What is the point of clustering data?
People don’t recognize that data science is beautiful! Data science is all about finding patterns, and these often reveal themselves through visual representations. For example, imagine I plot my data on a graph, but all those numbers are noisy. Upon first glance, they are represented as a jagged or even random assortment of dots on a grid. Many of our models or algorithms, especially for supervised learning, seek to fit a line on top of the data – to apply a pattern to this information. As you train the model with more inputs, it gets closer and closer and closer to the actual distribution of your data points, forming a shape that the eye can follow. But beware: the line can’t exactly match your data or you are in danger of over-fitting.
Isn’t fitting a model to the data a good thing? How can you over-fit?
Over-fitting is one of your arch enemies as a data scientist. Here’s an analogy: If you’re given a sample exam and you study just that sample over and over and over, you may eventually get a 100% on the exam, but will you pass the real exam? Probably not. You don’t understand the underlying concepts – or in this case the logic underlining how data is organized. Instead, to extend the analogy, you are just parroting back the responses you memorized, even though the questions may have changed. The point is to learn why certain pieces of data are what they are – and then to apply these insights to answer new questions.

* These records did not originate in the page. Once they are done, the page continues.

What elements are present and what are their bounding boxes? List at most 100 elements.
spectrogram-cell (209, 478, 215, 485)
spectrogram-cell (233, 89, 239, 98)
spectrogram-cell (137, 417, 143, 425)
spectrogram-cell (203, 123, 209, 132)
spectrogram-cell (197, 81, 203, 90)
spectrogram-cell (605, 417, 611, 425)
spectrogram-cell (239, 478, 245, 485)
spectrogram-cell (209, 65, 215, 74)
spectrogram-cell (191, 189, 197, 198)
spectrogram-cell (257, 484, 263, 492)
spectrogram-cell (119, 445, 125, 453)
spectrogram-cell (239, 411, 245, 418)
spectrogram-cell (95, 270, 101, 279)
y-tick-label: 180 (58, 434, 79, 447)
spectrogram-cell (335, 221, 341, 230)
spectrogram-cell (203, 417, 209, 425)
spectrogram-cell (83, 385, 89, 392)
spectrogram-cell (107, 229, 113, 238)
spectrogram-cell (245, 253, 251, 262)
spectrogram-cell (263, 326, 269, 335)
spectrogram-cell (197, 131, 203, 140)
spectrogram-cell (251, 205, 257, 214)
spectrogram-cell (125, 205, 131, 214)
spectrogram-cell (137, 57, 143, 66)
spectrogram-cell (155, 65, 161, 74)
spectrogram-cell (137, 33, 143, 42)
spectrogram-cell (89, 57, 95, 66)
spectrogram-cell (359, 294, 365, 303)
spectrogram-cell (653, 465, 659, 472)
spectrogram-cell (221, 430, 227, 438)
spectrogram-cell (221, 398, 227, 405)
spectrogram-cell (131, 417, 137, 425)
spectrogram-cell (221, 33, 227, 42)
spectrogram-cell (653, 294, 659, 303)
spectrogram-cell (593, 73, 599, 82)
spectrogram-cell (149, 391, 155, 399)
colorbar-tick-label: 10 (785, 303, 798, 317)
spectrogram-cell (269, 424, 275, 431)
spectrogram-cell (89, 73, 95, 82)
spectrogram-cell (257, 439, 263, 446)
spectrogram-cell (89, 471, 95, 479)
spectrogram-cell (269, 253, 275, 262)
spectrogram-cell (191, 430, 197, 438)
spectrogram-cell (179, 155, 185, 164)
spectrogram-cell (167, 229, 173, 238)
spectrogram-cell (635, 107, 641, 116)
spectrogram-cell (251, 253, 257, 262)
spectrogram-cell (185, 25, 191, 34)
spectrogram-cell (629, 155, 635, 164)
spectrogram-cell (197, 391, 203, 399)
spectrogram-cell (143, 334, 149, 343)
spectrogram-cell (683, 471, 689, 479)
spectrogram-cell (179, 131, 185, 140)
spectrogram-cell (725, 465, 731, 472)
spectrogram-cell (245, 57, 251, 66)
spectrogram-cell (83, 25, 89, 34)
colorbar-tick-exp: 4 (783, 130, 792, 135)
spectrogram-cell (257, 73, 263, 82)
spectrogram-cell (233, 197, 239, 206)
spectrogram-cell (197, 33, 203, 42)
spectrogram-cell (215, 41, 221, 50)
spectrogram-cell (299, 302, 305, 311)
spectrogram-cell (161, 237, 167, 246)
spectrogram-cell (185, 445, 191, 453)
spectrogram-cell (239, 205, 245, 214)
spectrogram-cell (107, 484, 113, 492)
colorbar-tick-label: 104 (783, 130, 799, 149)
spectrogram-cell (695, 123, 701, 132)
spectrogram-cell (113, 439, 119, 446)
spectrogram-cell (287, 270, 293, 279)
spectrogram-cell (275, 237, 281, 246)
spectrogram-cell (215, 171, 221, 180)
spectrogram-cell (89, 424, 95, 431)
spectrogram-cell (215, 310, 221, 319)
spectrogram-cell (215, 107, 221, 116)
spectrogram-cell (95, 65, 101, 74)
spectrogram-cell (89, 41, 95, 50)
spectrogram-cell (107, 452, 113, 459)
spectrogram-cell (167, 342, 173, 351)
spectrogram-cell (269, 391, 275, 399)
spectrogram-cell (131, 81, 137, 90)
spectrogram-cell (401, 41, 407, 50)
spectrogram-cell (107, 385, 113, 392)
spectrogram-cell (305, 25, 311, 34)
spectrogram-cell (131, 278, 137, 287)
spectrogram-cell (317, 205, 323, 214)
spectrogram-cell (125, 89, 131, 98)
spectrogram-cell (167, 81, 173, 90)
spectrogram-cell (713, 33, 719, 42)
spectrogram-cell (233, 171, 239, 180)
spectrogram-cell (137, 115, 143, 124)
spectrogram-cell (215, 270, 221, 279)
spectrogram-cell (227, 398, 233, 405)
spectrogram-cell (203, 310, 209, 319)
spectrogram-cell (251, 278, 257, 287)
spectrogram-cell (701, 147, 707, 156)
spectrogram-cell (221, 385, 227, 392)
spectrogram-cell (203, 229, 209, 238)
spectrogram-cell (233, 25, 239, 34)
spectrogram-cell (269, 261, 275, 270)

There’s under-fitting too. Under-fitting occurs when the model you’ve chosen, whether it’s an RBF, Gaussian Process, Decision Tree, Random Forest, Neural Net, fails to deliver any discernible organizational structure or pattern. This is called bias error – the model simply does not fit the data. The solution is an ensemble: you pull in additional columns of data to try to and refine and improve your model. Bottom line, you want to follow the Goldilocks rule – your model should be neither too hot nor too cold, neither to close to the existing data nor too far away. You want your model to be just right.
That sounds really subjective. What happens if you just can’t find a model that fits your data?
You can try to identify a better model of your data through Feature Engineering, where you create additional calculated fields – basically strengthening your model by feeding it more and more information.
If there’s one takeaway you would leave with insurers about data science, what would it be?
The truth is that data science isn’t a single monolithic field – it involves many different specialties and sub-specialties. And it’s not static. It’s constantly evolving, and expanding as we learn new things. Some companies apply simple models to large datasets, some apply complex models to small ones, some need to train their models as they go, and some don’t use conventional models at all. It all depends on the industry and the application or specialization.
You can’t understand data science in four minutes, four hours or four days, but you can start to think about the opportunities and limitations of this emerging field.